[Note] PERT: Pre-training BERT with permuted language model

Can we use pre-training task other than MLM?

Pretraining LM tasks

  • Masked LM
  • Whole word masking(wwm,):
  • alleviate "input information leaking" issue
  • Mask consecutive N-gram
  • e.g. SpanBERT, MacBERT

Methods

  • Use wwm + N-gram masking
  • 40%, 30%, 20%, 10% of uni-gram to 4-gram
  • Masking 15% of input words
  • shuffle the position of word orders
  • 10% unchanged, treating them as negative samples
  • No [mask] token.
  • The prediction space is the input sequence, not whole vocabulary

Given a pair of sentence $A$ and $B$, masking them in to $A^\prime$, $B^\prime$.

$$ X = \text{[CLS]}, A_1^\prime, \cdots, A_n^\prime, \text{[SEP]}, B_1^\prime ,\cdots B_m^\prime, \text{[SEP]} $$

$$ H = \textbf{PERT}(X) $$

$\tilde{H}^m$ is the candidate representations which is choosen in from previous stage. $k = \lfloor N \times 15\% \rfloor $

$$ \begin{aligned} \tilde{H}^m = \textbf{LN}(\textbf{Dropout}(\textbf{FFN}(H^m))) \\\ p_i = \text{softmax}(\tilde{H}_i^m H^\top + b), p_i \in \mathbb{R}^k \end{aligned} $$

$$ \mathcal{L} = -\frac{1}{M} \sum _{i=1}^M y_i \log p_i $$

Example

according to https://github.com/ymcui/PERT/issues/3

$$ \begin{aligned} H = [ H_我, H_欢, H_喜, H_吃, H_果, H_苹] \\\ \tilde{H}^m = [\tilde{H}^m_欢, \tilde{H}^m_喜, \tilde{H}^m_果, \tilde{H}^m_苹]  \\\ \tilde{H}^m H^\top \in R^{k \times N} y_i = [2, 1, 5, 4] \end{aligned}$$

$y_i$ respect to the position of $H_{欢,喜,果,苹}$

Results on Chinese datasets

Machine Reading Comprehension

  • moderate improvement over MacBERT, outperform others
  • PERT learn both short-range and long-range text inference abilities.

Text Classification

  • Do not perform well
  • Conjecture: PerLM brings difficulties in understand short text compare to MRC tasks.

Named Entity Recognition

  • Consistent improvement over all baselines.
  • PERT yield better performance on MRC, NER but not on TC.
  • wwm + N-gram training make PERT more sensitive to word/phrase boundaries
  • TC task are more sensitive to the word permutation.
  • TC: is shorter, permuted word may brings meaning changing.
  • MRC: is longer, some word permutation may not change the narrative flows
  • NER: may not affect, NE only take a small proportion in the whole input text.

Word order recovery

  • 我每天一個吃蘋果 $\rightarrow$ 我O 每O 天O 一B 個I 吃E 蘋O 果O
  • consistent and significant improvements over other baseline.

Analysis

  • PERT yield better performance on MRC, NER but not on TC.
  • wwm + N-gram training make PERT more sensitive to word/phrase boundaries
  • TC task are more sensitive to the word permutation.
  • TC: is shorter, permuted word may brings meaning changing.
  • MRC: is longer, some word permutation may not change the narrative flows
  • NER: may not affect, NE only take a small proportion in the whole input text.

Note

  • The idea came from "Permuting several Chinese characters does not affect your reading that much". I think this phenomenon is more related to "visual" but not linguistic.
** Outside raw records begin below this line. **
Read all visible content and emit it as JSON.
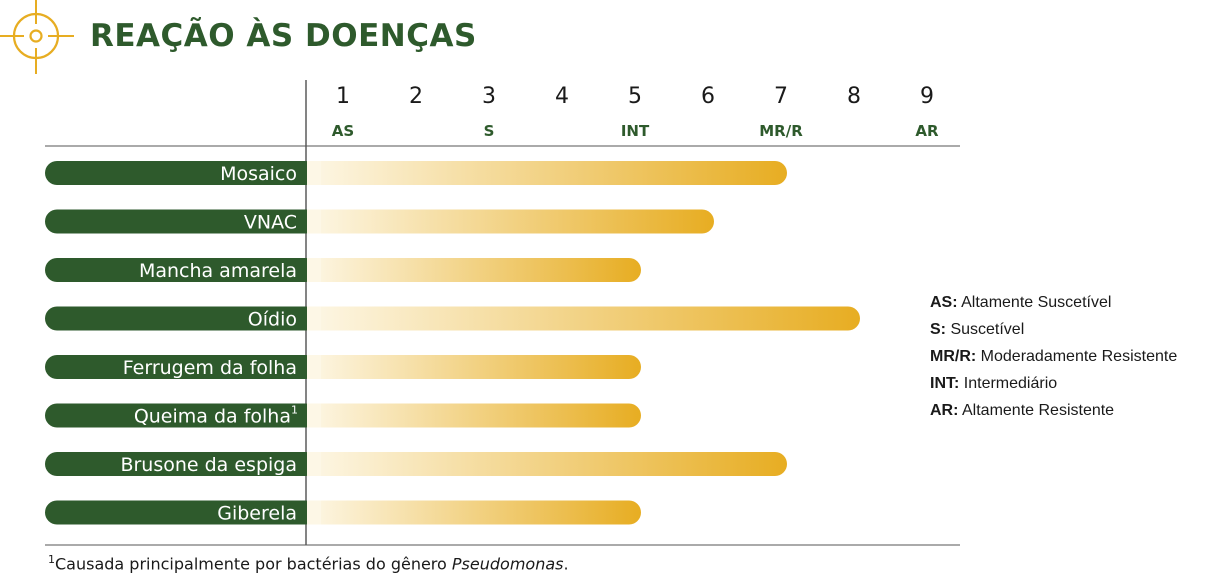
{
  "title": "REAÇÃO ÀS DOENÇAS",
  "colors": {
    "primary_green": "#2e5a2c",
    "gold": "#e7ad22",
    "gold_light": "#fdf7e6"
  },
  "icon": "crosshair-icon",
  "chart_data": {
    "type": "bar",
    "orientation": "horizontal",
    "x_ticks": [
      1,
      2,
      3,
      4,
      5,
      6,
      7,
      8,
      9
    ],
    "x_tick_abbr": [
      {
        "x": 1,
        "label": "AS"
      },
      {
        "x": 3,
        "label": "S"
      },
      {
        "x": 5,
        "label": "INT"
      },
      {
        "x": 7,
        "label": "MR/R"
      },
      {
        "x": 9,
        "label": "AR"
      }
    ],
    "xlim": [
      0,
      9
    ],
    "categories": [
      "Mosaico",
      "VNAC",
      "Mancha amarela",
      "Oídio",
      "Ferrugem da folha",
      "Queima da folha",
      "Brusone da espiga",
      "Giberela"
    ],
    "category_superscripts": [
      "",
      "",
      "",
      "",
      "",
      "1",
      "",
      ""
    ],
    "values": [
      7,
      6,
      5,
      8,
      5,
      5,
      7,
      5
    ]
  },
  "legend": [
    {
      "abbr": "AS:",
      "text": "Altamente Suscetível"
    },
    {
      "abbr": "S:",
      "text": "Suscetível"
    },
    {
      "abbr": "MR/R:",
      "text": "Moderadamente Resistente"
    },
    {
      "abbr": "INT:",
      "text": "Intermediário"
    },
    {
      "abbr": "AR:",
      "text": "Altamente Resistente"
    }
  ],
  "footnote": {
    "marker": "1",
    "text": "Causada principalmente por bactérias do gênero ",
    "italic": "Pseudomonas",
    "end": "."
  }
}
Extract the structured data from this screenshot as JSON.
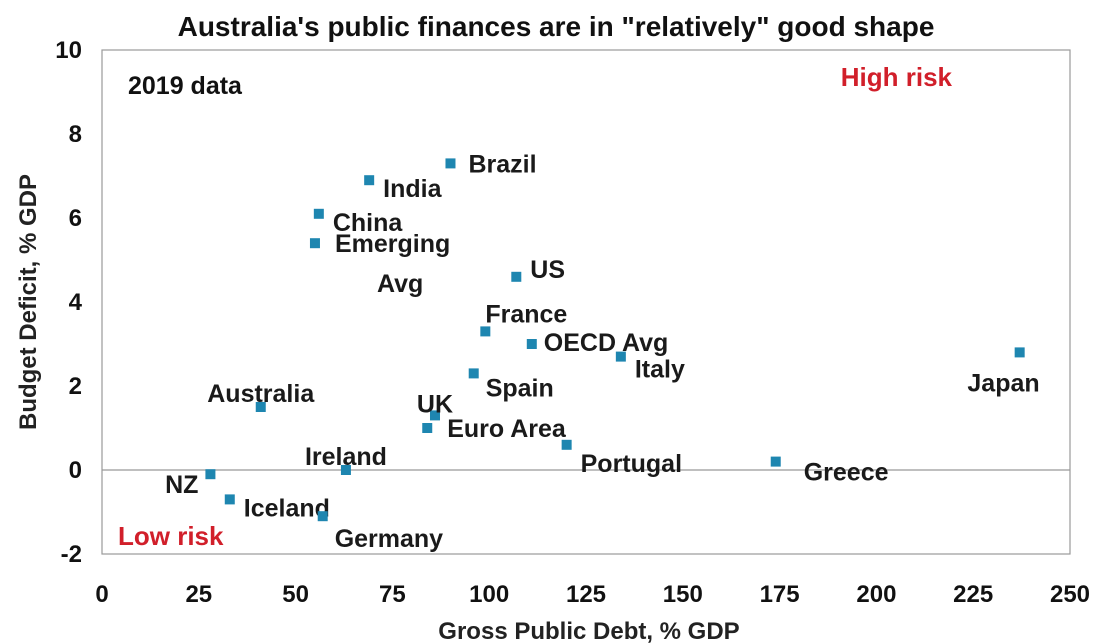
{
  "colors": {
    "marker": "#1e86b0",
    "risk": "#d11f2a",
    "axis": "#111111",
    "zero_line": "#999999"
  },
  "chart_data": {
    "type": "scatter",
    "title": "Australia's public finances are in \"relatively\" good shape",
    "annotation": "2019 data",
    "high_risk_label": "High risk",
    "low_risk_label": "Low risk",
    "xlabel": "Gross Public Debt, % GDP",
    "ylabel": "Budget Deficit, % GDP",
    "xlim": [
      0,
      250
    ],
    "ylim": [
      -2,
      10
    ],
    "xticks": [
      "0",
      "25",
      "50",
      "75",
      "100",
      "125",
      "150",
      "175",
      "200",
      "225",
      "250"
    ],
    "yticks": [
      "-2",
      "0",
      "2",
      "4",
      "6",
      "8",
      "10"
    ],
    "legend": "none",
    "grid": false,
    "points": [
      {
        "label": "Brazil",
        "x": 90,
        "y": 7.3
      },
      {
        "label": "India",
        "x": 69,
        "y": 6.9
      },
      {
        "label": "China",
        "x": 56,
        "y": 6.1
      },
      {
        "label": "Emerging Avg",
        "label_lines": [
          "Emerging",
          "Avg"
        ],
        "x": 55,
        "y": 5.4
      },
      {
        "label": "US",
        "x": 107,
        "y": 4.6
      },
      {
        "label": "France",
        "x": 99,
        "y": 3.3
      },
      {
        "label": "OECD Avg",
        "x": 111,
        "y": 3.0
      },
      {
        "label": "Italy",
        "x": 134,
        "y": 2.7
      },
      {
        "label": "Japan",
        "x": 237,
        "y": 2.8
      },
      {
        "label": "Spain",
        "x": 96,
        "y": 2.3
      },
      {
        "label": "Australia",
        "x": 41,
        "y": 1.5
      },
      {
        "label": "UK",
        "x": 86,
        "y": 1.3
      },
      {
        "label": "Euro Area",
        "x": 84,
        "y": 1.0
      },
      {
        "label": "Portugal",
        "x": 120,
        "y": 0.6
      },
      {
        "label": "Greece",
        "x": 174,
        "y": 0.2
      },
      {
        "label": "Ireland",
        "x": 63,
        "y": 0.0
      },
      {
        "label": "NZ",
        "x": 28,
        "y": -0.1
      },
      {
        "label": "Iceland",
        "x": 33,
        "y": -0.7
      },
      {
        "label": "Germany",
        "x": 57,
        "y": -1.1
      }
    ]
  }
}
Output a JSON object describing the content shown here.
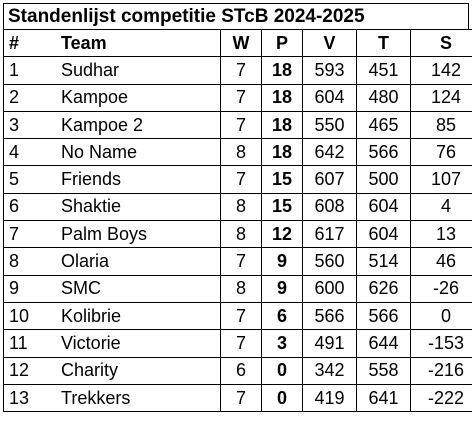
{
  "title": "Standenlijst competitie STcB 2024-2025",
  "headers": {
    "rank": "#",
    "team": "Team",
    "w": "W",
    "p": "P",
    "v": "V",
    "t": "T",
    "s": "S"
  },
  "rows": [
    {
      "rank": "1",
      "team": "Sudhar",
      "w": "7",
      "p": "18",
      "v": "593",
      "t": "451",
      "s": "142"
    },
    {
      "rank": "2",
      "team": "Kampoe",
      "w": "7",
      "p": "18",
      "v": "604",
      "t": "480",
      "s": "124"
    },
    {
      "rank": "3",
      "team": "Kampoe 2",
      "w": "7",
      "p": "18",
      "v": "550",
      "t": "465",
      "s": "85"
    },
    {
      "rank": "4",
      "team": "No Name",
      "w": "8",
      "p": "18",
      "v": "642",
      "t": "566",
      "s": "76"
    },
    {
      "rank": "5",
      "team": "Friends",
      "w": "7",
      "p": "15",
      "v": "607",
      "t": "500",
      "s": "107"
    },
    {
      "rank": "6",
      "team": "Shaktie",
      "w": "8",
      "p": "15",
      "v": "608",
      "t": "604",
      "s": "4"
    },
    {
      "rank": "7",
      "team": "Palm Boys",
      "w": "8",
      "p": "12",
      "v": "617",
      "t": "604",
      "s": "13"
    },
    {
      "rank": "8",
      "team": "Olaria",
      "w": "7",
      "p": "9",
      "v": "560",
      "t": "514",
      "s": "46"
    },
    {
      "rank": "9",
      "team": "SMC",
      "w": "8",
      "p": "9",
      "v": "600",
      "t": "626",
      "s": "-26"
    },
    {
      "rank": "10",
      "team": "Kolibrie",
      "w": "7",
      "p": "6",
      "v": "566",
      "t": "566",
      "s": "0"
    },
    {
      "rank": "11",
      "team": "Victorie",
      "w": "7",
      "p": "3",
      "v": "491",
      "t": "644",
      "s": "-153"
    },
    {
      "rank": "12",
      "team": "Charity",
      "w": "6",
      "p": "0",
      "v": "342",
      "t": "558",
      "s": "-216"
    },
    {
      "rank": "13",
      "team": "Trekkers",
      "w": "7",
      "p": "0",
      "v": "419",
      "t": "641",
      "s": "-222"
    }
  ]
}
However, PerLM somehow performed well in other perspective.
  • The results only shows first glance of this model. It showed that this pretraining task can yield some positive and negative results. Haven't showed why PerLM works or why is it powerful. The authors said they will do more experiments in the future.
  • PerLM may be more effective on sequence tagging tasks (more clear word/phrase boundary?)
  • may be harmful to shorter sentences.